Dig a little deeper. Look at yourself with honesty. Embrace the spirit of this conversation. Weight is always a moving target.

Chances are, you’ve gone through many different incarnations in this life in terms of how much you’ve weighed. Our weight fluctuates with age, with our level of physical activity, with how much we work and sit at a desk, with our lifestyle, with different life stages, with where we live and who we live with, with our emotional challenges, with health challenges, and so much more. Change is a constant.

Can we be humble enough to embrace where we are at?

Can you be gentle enough with yourself and honestly question if you’ve given away too much power to a number that you’ve made up in your head?
Are you willing to reevaluate?
Are you willing to notice the places where you create self-chosen stress and anxiety?

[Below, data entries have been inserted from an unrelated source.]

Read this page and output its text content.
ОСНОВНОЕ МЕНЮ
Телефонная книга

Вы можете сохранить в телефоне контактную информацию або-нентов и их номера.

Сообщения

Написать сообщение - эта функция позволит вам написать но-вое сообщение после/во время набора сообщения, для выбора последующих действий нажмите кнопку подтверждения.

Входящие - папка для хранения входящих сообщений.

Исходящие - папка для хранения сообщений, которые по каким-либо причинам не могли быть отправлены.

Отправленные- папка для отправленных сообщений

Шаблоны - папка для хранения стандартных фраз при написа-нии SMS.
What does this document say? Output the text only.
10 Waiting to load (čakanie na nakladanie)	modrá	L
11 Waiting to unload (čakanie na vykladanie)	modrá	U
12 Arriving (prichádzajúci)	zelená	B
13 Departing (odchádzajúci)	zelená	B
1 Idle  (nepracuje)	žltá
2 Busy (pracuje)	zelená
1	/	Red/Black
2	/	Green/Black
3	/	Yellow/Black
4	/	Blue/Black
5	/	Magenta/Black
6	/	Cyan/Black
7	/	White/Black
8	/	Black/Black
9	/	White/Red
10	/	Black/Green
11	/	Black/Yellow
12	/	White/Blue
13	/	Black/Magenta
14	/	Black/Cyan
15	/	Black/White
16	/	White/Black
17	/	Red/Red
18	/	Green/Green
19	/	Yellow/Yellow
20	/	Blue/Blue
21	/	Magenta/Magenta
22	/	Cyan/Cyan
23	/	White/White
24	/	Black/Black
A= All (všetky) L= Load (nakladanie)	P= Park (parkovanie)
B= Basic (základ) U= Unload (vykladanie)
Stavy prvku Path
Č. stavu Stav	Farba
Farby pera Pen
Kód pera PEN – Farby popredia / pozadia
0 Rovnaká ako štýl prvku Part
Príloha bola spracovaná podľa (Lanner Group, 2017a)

What would it be like if you let go of your magic weight loss number for a couple of months and simply lived your life as if this was the body that you’re going to have for a long time to come? This is a simple experiment. It’s a chance for you to relax, and love what is for a little bit. It’s a chance to take a deep breath, and let the wisdom of life gently inform you.

I hope this was helpful, and I hope that you, your loved ones and your clients can begin to find the sweet spot when it comes to your relationship with weight, numbers and your body.

This is just a touch of what we teach here at the Institute in our internationally acclaimed trainings and programs.

I hope this was helpful, my friends.